The Board of Refex Industries Limited, in its meeting on March 26, 2026, approved several key financial actions. The primary decisions included increasing the permissible limit for investments, loans, and guarantees under Section 186 to ₹3,300 Crore (up from ₹2,500 Crore). Additionally, the Board sanctioned a Material Related Party Transaction up to ₹2,010 Crore with subsidiary Venwind Refex Power Limited. Shareholders will vote on these matters via a Postal Ballot concluding on April 30, 2026.

Key Resolutions from Board Meeting

The Board of Directors of Refex Industries Limited convened on Thursday, March 26, 2026, concluding its meeting between 11:18 AM and 11:45 AM (IST). The Board passed resolutions concerning significant financial activities and corporate governance changes, necessitating shareholder approval.

Enhancement of Investment Powers

The Board approved the revision of the ceiling for providing investments, loans, guarantees, and security. This revised limit is set at an amount not exceeding ₹3,300 Crore, which represents an increase from the previous limit of ₹2,500 Crore, as specified under Section 186 of the Companies Act, 2013.

Material Related Party Transaction Sanctioned

A Material Related Party Transaction was approved with Venwind Refex Power Limited, a subsidiary of the Company.
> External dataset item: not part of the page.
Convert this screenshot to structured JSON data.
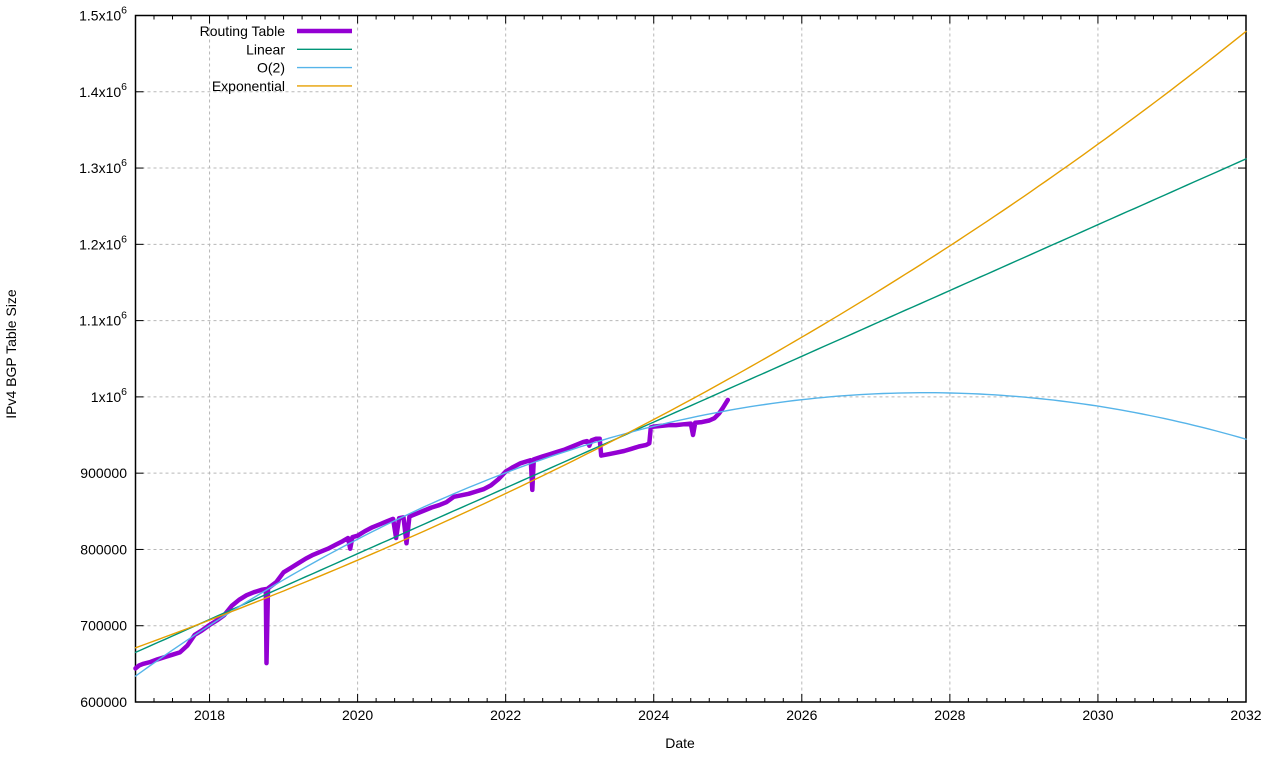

This transaction is authorized up to a maximum amount of ₹2,010 Crore.

Shareholder Approval via Postal Ballot

To secure shareholder consent for the aforementioned business items (items 1 & 2), the Board approved the issuance of a Postal Ballot Notice dated March 26, 2026. The key dates for the e-voting process are established as follows:

  • Cut-off Date: Friday, March 27, 2026
  • Start of Remote E-voting: Wednesday, April 01, 2026 (9:00 AM IST)
  • End of Remote E-voting: Thursday, April 30, 2026 (5:00 PM IST)

The Company confirmed that the process will utilize electronic mode only, with detailed procedures included in the official Postal Ballot Notice.

Appointment of Scrutinizer

To ensure the fairness and transparency of the remote e-voting process, the Board appointed Ms. Mehak Gupta, Practicing Company Secretary (FCS-10703), proprietor of M/s Mehak Gupta & Associates, as the Scrutinizer for the postal ballot.

Reconstitution of Risk Management Committee (RMC)

Effective from March 26, 2026, the composition of the Risk Management Committee (RMC) was reconstituted following the cessation of Mr. Sachin Navtosh Jha as a member. The new RMC composition is as follows:

Name of Director/Member Designation Role
Mr. Dinesh Kumar Agarwal Whole-time Director & CFO Chairperson
Ms. Susmitha Siripurapu Non-Executive Director Member
Mr. Sivaramakrishnan Vasudevan Independent Director Member
Ms. Harini Sriraman Vice President (Legal) Member
Ms. Jahanvi Khedwal Chief of Staff (VRPL-Wind Business) Member

The announcement was finalized and digitally signed by Ankit Poddar, Company Secretary & Compliance Officer, on March 27, 2026.